The AKA representative let all the promotional hype and conflict slide—he’s put every drop of focus into solidifying his place as the one true champion of the light heavyweight division.
“Last time I fought Jon, I was a mess emotionally,” Cormier said. “Every time I went around him we were fighting and arguing. This time not so much. We bicker back and forth, but it’s not like last time where we were trying to get physical anytime we were in the same place. I know I’m in a much better place this time around, but if people need some intrigue and need to believe I’m on the edge then go ahead and believe that. I don’t mind. I know how I’m feeling and my team knows how my preparation is going. That’s all that matters.
“I took all the negativity and just let go of it,” he added. “I’m focused on the job I have to do and I believe I’ll get my hand raised.”
Of the emotions Cormier has discarded, one of the biggest issues the champion let go was how the public views him in comparison to Jones. During a press conference for their rematch that was initially slated to take place at UFC 197, Cormier publicly questioned why the crowd in attendance was booing him yet praising a fighter who had been suspended for legal troubles.
Unfortunately, an injury led Cormier to withdraw from the bout. Watching his replacement, Ovince Saint Preux, go the full 25 minutes with “Bones” helped Cormier reflect on why their protagonist and antagonist roles had been swapped.
“It’s a different situation,” Cormier said. “It was a case of absence making the heart grow fonder, and people missed Jon. When I watched him fight Ovince [Saint Preux] I was sitting off to the side and I kind of got the sense that I missed seeing him in that environment as well. Being completely honest, I missed him in that environment because that’s where he’s good. The guy can fight really well, he has confidence in himself and you can see that he’s where he belongs when he’s fighting. I can respect that about him.
“On the other hand, all the other stuff bothered me. I don’t like his irresponsibility and all of the other things he’s done, but I had to let that all go because it doesn’t really affect me. If it’s okay with the world then it’s okay with me. Why should I care? The only time I ever thought about any of it in the first place was from the perspective that the guy has so much to lose. If he’s okay with that then it’s fine by me.”
During the fight between Jones and Saint Preux, Cormier had other realizations as well. He’d spent an entire training camp preparing to face Jones at UFC 197, and during that time, invested the sweat equity into getting revenge on the only man to ever defeat him.
Since emerging on the UFC stage back in 2008, the Jackson/Winkeljohn-trained fighter has been a stylistic puzzle no one has ever solved due to Jones' unprecedented skill set and ability to adapt his game on the fly. Those attributes catapulted his name among the greatest fighters of all time, but it wasn’t the same Jones who showed up at UFC 197.

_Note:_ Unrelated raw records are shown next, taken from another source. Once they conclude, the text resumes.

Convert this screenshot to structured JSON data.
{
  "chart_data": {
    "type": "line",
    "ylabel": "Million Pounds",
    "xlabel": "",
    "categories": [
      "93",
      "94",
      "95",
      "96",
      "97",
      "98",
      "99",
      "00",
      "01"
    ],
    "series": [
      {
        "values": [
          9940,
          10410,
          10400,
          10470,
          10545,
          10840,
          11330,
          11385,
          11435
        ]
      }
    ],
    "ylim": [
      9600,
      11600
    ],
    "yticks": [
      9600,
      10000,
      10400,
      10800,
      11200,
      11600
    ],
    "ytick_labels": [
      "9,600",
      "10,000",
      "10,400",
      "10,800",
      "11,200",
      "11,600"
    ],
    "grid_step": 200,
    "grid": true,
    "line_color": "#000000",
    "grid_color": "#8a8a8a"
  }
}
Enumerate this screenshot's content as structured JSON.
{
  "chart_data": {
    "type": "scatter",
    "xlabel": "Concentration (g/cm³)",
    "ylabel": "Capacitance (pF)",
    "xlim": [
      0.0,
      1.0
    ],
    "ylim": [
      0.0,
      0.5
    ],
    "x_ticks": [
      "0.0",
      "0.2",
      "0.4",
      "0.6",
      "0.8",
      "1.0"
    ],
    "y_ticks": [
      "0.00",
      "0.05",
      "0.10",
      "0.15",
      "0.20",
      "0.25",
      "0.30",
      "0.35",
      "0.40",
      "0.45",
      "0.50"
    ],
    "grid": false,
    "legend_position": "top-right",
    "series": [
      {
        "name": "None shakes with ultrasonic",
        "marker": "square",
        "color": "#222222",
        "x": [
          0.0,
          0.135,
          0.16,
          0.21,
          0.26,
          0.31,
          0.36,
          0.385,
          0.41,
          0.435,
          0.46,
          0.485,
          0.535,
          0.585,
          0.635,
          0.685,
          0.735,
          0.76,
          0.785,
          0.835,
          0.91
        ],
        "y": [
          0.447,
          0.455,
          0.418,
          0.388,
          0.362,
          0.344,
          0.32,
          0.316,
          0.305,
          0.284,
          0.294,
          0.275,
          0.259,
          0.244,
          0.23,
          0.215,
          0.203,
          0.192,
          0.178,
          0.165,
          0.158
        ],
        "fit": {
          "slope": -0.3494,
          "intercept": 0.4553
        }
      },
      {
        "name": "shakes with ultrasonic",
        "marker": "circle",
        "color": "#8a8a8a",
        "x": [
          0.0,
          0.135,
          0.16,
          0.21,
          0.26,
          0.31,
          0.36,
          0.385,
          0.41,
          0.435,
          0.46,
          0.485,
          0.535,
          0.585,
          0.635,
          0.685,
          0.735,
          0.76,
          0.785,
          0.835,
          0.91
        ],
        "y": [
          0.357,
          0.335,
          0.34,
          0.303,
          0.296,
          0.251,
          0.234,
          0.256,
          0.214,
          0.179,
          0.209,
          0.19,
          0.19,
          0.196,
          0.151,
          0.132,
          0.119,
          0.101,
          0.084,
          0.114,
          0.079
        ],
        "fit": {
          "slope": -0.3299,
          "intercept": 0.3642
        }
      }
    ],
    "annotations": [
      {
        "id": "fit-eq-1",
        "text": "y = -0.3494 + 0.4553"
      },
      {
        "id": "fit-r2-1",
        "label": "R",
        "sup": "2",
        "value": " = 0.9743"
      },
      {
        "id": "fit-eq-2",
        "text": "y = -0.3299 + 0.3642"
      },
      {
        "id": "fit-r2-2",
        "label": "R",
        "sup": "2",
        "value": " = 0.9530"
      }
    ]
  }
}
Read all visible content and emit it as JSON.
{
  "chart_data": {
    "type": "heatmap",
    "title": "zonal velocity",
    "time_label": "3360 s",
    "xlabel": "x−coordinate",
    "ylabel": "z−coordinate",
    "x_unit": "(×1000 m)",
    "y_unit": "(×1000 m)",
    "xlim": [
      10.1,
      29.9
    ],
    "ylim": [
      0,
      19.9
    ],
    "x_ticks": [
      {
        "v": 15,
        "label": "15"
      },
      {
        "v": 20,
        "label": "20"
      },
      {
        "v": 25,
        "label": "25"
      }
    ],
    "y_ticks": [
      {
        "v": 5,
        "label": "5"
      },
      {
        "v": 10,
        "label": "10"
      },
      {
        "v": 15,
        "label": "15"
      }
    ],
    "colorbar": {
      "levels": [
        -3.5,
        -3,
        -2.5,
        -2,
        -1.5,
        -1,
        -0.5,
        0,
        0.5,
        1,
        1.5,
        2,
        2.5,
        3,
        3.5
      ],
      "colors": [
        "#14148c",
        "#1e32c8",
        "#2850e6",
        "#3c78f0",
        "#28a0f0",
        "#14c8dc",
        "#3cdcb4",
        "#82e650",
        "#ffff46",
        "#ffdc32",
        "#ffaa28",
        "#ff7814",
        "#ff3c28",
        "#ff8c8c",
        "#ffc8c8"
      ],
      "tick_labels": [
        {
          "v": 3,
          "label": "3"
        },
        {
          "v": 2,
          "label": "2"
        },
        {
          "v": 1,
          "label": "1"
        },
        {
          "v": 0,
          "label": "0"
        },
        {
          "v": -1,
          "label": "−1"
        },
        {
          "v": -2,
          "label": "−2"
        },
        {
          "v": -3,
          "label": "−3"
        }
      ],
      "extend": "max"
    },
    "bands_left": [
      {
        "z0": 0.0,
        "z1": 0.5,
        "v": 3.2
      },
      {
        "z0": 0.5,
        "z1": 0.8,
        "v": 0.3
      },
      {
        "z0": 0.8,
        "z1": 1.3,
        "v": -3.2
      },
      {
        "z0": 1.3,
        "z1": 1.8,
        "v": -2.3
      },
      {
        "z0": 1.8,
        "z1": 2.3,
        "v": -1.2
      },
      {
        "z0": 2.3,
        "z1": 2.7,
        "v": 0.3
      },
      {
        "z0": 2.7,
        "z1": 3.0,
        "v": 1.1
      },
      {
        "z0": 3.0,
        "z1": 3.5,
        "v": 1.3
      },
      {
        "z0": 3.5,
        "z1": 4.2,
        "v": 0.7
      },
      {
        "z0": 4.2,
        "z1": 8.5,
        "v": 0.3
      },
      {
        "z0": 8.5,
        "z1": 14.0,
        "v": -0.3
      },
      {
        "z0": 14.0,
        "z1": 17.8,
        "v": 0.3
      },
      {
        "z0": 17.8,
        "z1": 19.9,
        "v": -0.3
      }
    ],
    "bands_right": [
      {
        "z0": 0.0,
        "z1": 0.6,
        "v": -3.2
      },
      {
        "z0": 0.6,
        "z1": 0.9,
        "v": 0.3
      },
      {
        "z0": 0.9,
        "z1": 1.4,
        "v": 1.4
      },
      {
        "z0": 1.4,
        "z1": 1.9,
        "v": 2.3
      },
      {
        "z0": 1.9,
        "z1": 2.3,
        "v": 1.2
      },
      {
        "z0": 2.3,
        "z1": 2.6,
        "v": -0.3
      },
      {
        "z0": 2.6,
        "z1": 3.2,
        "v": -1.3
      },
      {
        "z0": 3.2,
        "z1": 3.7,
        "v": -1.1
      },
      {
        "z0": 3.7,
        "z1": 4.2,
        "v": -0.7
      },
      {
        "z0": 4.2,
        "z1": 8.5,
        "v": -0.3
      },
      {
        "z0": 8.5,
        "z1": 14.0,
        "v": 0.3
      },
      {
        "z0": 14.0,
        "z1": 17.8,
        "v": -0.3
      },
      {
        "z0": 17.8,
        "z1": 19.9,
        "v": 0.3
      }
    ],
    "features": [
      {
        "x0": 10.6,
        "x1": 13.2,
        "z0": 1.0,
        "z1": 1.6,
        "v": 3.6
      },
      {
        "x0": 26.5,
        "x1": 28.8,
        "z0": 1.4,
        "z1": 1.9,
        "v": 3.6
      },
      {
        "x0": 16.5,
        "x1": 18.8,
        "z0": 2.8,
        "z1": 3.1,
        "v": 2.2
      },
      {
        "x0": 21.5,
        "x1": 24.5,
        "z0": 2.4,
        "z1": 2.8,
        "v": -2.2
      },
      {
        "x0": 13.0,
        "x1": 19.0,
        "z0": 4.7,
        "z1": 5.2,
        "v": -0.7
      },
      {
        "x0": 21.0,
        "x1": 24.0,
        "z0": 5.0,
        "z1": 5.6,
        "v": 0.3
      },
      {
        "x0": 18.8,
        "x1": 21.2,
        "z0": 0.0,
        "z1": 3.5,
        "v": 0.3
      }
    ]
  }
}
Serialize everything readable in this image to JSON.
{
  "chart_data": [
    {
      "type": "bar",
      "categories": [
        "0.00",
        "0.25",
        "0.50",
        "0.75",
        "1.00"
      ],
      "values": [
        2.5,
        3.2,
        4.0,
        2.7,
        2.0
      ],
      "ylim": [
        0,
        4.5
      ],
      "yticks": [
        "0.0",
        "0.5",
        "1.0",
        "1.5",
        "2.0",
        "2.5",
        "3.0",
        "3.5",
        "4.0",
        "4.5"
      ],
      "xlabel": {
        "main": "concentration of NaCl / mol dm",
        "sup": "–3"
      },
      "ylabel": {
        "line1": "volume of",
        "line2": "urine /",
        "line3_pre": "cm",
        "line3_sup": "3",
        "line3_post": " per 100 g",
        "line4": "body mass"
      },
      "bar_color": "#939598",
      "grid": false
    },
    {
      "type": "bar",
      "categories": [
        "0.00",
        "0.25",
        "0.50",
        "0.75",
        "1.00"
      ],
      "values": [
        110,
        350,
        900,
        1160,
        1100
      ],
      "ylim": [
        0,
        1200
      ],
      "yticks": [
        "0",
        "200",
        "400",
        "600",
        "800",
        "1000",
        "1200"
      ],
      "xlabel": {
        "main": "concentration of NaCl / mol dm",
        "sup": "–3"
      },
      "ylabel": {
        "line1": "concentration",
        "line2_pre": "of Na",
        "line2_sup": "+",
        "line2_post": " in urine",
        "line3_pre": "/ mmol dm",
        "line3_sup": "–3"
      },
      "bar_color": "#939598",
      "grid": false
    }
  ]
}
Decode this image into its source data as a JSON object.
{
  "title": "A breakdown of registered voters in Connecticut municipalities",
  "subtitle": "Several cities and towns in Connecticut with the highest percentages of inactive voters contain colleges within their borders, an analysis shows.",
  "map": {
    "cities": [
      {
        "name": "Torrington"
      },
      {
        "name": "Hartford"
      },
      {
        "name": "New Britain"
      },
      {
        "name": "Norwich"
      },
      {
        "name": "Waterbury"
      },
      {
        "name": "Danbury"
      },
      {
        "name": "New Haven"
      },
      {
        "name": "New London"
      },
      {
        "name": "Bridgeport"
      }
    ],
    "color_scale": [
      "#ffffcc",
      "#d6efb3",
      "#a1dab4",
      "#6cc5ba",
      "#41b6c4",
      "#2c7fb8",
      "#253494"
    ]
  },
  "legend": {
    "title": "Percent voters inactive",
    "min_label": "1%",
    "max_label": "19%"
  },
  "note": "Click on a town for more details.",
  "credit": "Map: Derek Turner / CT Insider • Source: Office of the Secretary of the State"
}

While the fresh-minted interim champion was criticized for his lack of dominance after spending more than a year away from the cage, it wasn’t the rust that stoked Cormier’s confidence. It was assurance that the hard work invested thus far has moved him one step closer to solving the Jones puzzle.
“If I got anything out of watching him fight Ovince, it was that my coaches and the new people we’ve brought in to help me prepare are on the right track,” Cormier said. “They saw and recognized things in Jon’s game, and everything they thought he would do he did in that fight. That gives me confidence in my team because it shows they’ve gathered all the right intel and they’ve mapped out the right attack if I’m going to use military terms.
“Sitting and watching him fight I wasn’t gaining confidence because he was rusty and me thinking I can beat him because of that. I gained confidence because it really proved that my team and I really were on the correct path to victory, and I’m going right back to work to pick up where we left off.”